La dernière tentative du Venezuela pour lever des capitaux en émettant une crypto-monnaie, le petro, liée prétendument à ses réserves de pétrole de l’Orénoque est problématique à tant de niveaux qu’il est difficile de savoir comment la commenter au-delà du fait que le gouvernement américain a déjà dit que le nouveau marché risquerait d’être exposé aux sanctions américaines. L’arrêt de cette crypto-monnaie pourrait devenir l’élément le plus facile à traiter par l’administration de Donald J. Trump pour contrer les mesures prises par Caracas pour gérer les créanciers de la compagnie pétrolière publique du Venezuela, Petróleos de Venezuela, PDA (PDVSA).

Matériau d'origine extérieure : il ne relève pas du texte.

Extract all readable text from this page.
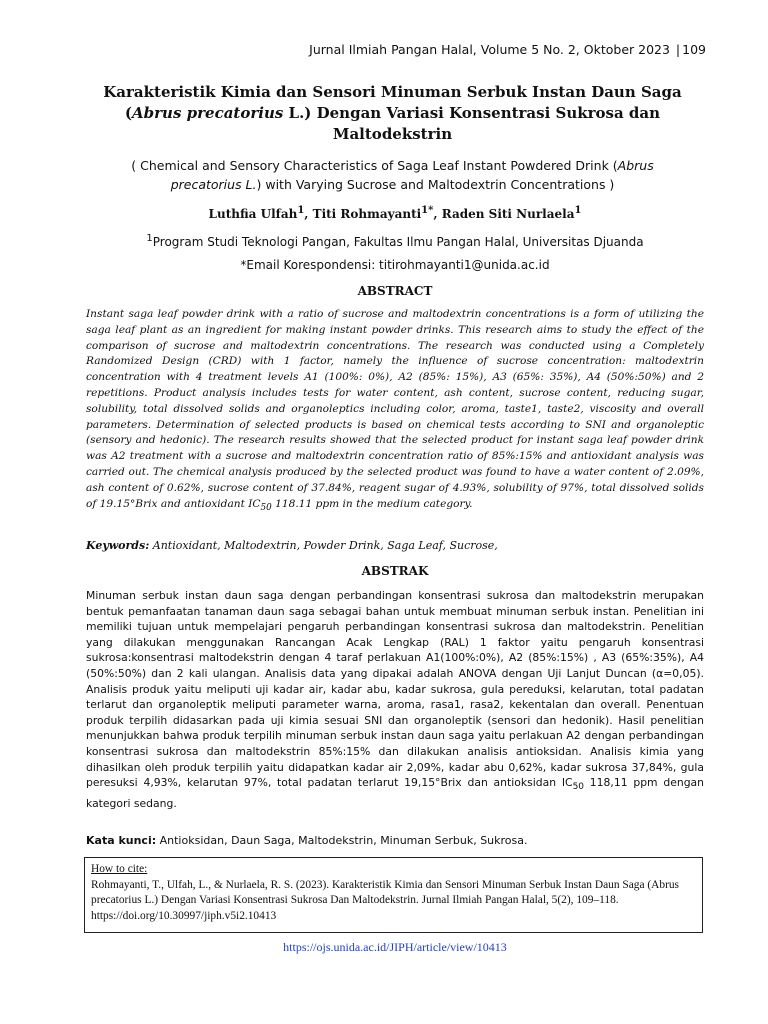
Jurnal Ilmiah Pangan Halal, Volume 5 No. 2, Oktober 2023 | 109
Karakteristik Kimia dan Sensori Minuman Serbuk Instan Daun Saga
(Abrus precatorius L.) Dengan Variasi Konsentrasi Sukrosa dan
Maltodekstrin
( Chemical and Sensory Characteristics of Saga Leaf Instant Powdered Drink (Abrus
precatorius L.) with Varying Sucrose and Maltodextrin Concentrations )
Luthfia Ulfah$^1$, Titi Rohmayanti$^{1*}$, Raden Siti Nurlaela$^1$
$^1$Program Studi Teknologi Pangan, Fakultas Ilmu Pangan Halal, Universitas Djuanda
*Email Korespondensi: titirohmayanti1@unida.ac.id
ABSTRACT
Instant saga leaf powder drink with a ratio of sucrose and maltodextrin concentrations is a form of utilizing the saga leaf plant as an ingredient for making instant powder drinks. This research aims to study the effect of the comparison of sucrose and maltodextrin concentrations. The research was conducted using a Completely Randomized Design (CRD) with 1 factor, namely the influence of sucrose concentration: maltodextrin concentration with 4 treatment levels A1 (100%: 0%), A2 (85%: 15%), A3 (65%: 35%), A4 (50%:50%) and 2 repetitions. Product analysis includes tests for water content, ash content, sucrose content, reducing sugar, solubility, total dissolved solids and organoleptics including color, aroma, taste1, taste2, viscosity and overall parameters. Determination of selected products is based on chemical tests according to SNI and organoleptic (sensory and hedonic). The research results showed that the selected product for instant saga leaf powder drink was A2 treatment with a sucrose and maltodextrin concentration ratio of 85%:15% and antioxidant analysis was carried out. The chemical analysis produced by the selected product was found to have a water content of 2.09%, ash content of 0.62%, sucrose content of 37.84%, reagent sugar of 4.93%, solubility of 97%, total dissolved solids of 19.15°Brix and antioxidant $IC_{50}$ 118.11 ppm in the medium category.
Keywords: Antioxidant, Maltodextrin, Powder Drink, Saga Leaf, Sucrose,
ABSTRAK
Minuman serbuk instan daun saga dengan perbandingan konsentrasi sukrosa dan maltodekstrin merupakan bentuk pemanfaatan tanaman daun saga sebagai bahan untuk membuat minuman serbuk instan. Penelitian ini memiliki tujuan untuk mempelajari pengaruh perbandingan konsentrasi sukrosa dan maltodekstrin. Penelitian yang dilakukan menggunakan Rancangan Acak Lengkap (RAL) 1 faktor yaitu pengaruh konsentrasi sukrosa:konsentrasi maltodekstrin dengan 4 taraf perlakuan A1(100%:0%), A2 (85%:15%) , A3 (65%:35%), A4 (50%:50%) dan 2 kali ulangan. Analisis data yang dipakai adalah ANOVA dengan Uji Lanjut Duncan (α=0,05). Analisis produk yaitu meliputi uji kadar air, kadar abu, kadar sukrosa, gula pereduksi, kelarutan, total padatan terlarut dan organoleptik meliputi parameter warna, aroma, rasa1, rasa2, kekentalan dan overall. Penentuan produk terpilih didasarkan pada uji kimia sesuai SNI dan organoleptik (sensori dan hedonik). Hasil penelitian menunjukkan bahwa produk terpilih minuman serbuk instan daun saga yaitu perlakuan A2 dengan perbandingan konsentrasi sukrosa dan maltodekstrin 85%:15% dan dilakukan analisis antioksidan. Analisis kimia yang dihasilkan oleh produk terpilih yaitu didapatkan kadar air 2,09%, kadar abu 0,62%, kadar sukrosa 37,84%, gula peresuksi 4,93%, kelarutan 97%, total padatan terlarut 19,15°Brix dan antioksidan $IC_{50}$ 118,11 ppm dengan kategori sedang.
Kata kunci: Antioksidan, Daun Saga, Maltodekstrin, Minuman Serbuk, Sukrosa.
How to cite:
Rohmayanti, T., Ulfah, L., & Nurlaela, R. S. (2023). Karakteristik Kimia dan Sensori Minuman Serbuk Instan Daun Saga (Abrus precatorius L.) Dengan Variasi Konsentrasi Sukrosa Dan Maltodekstrin. Jurnal Ilmiah Pangan Halal, 5(2), 109–118. https://doi.org/10.30997/jiph.v5i2.10413
https://ojs.unida.ac.id/JIPH/article/view/10413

PDVSA s’engage dans toutes sortes de transactions sans argent pour contourner les saisies de cargaisons de pétrole. Mais la société pourrait faire face à encore plus de difficultés cette année car les difficultés financières du Venezuela ont mordu dans sa capacité à maintenir ses champs pétroliers en activité. Citibank estime que la capacité de production de pétrole du Venezuela pourrait chuter à un million de barils par jour au cours de l’année 2018, contre 2,8 millions b/j en 2015, alors que son accès au crédit se détériore, accentuant encore plus le délabrement de ses installations. Les sociétés de services internationales limitent leurs activités dans le pays en prenant prétexte des centaines de millions de dollars de frais impayés. Les champs de pétrole du Venezuela ont un taux de déclin naturel de 25% qui nécessite une attention constante pour maintenir les capacités de production.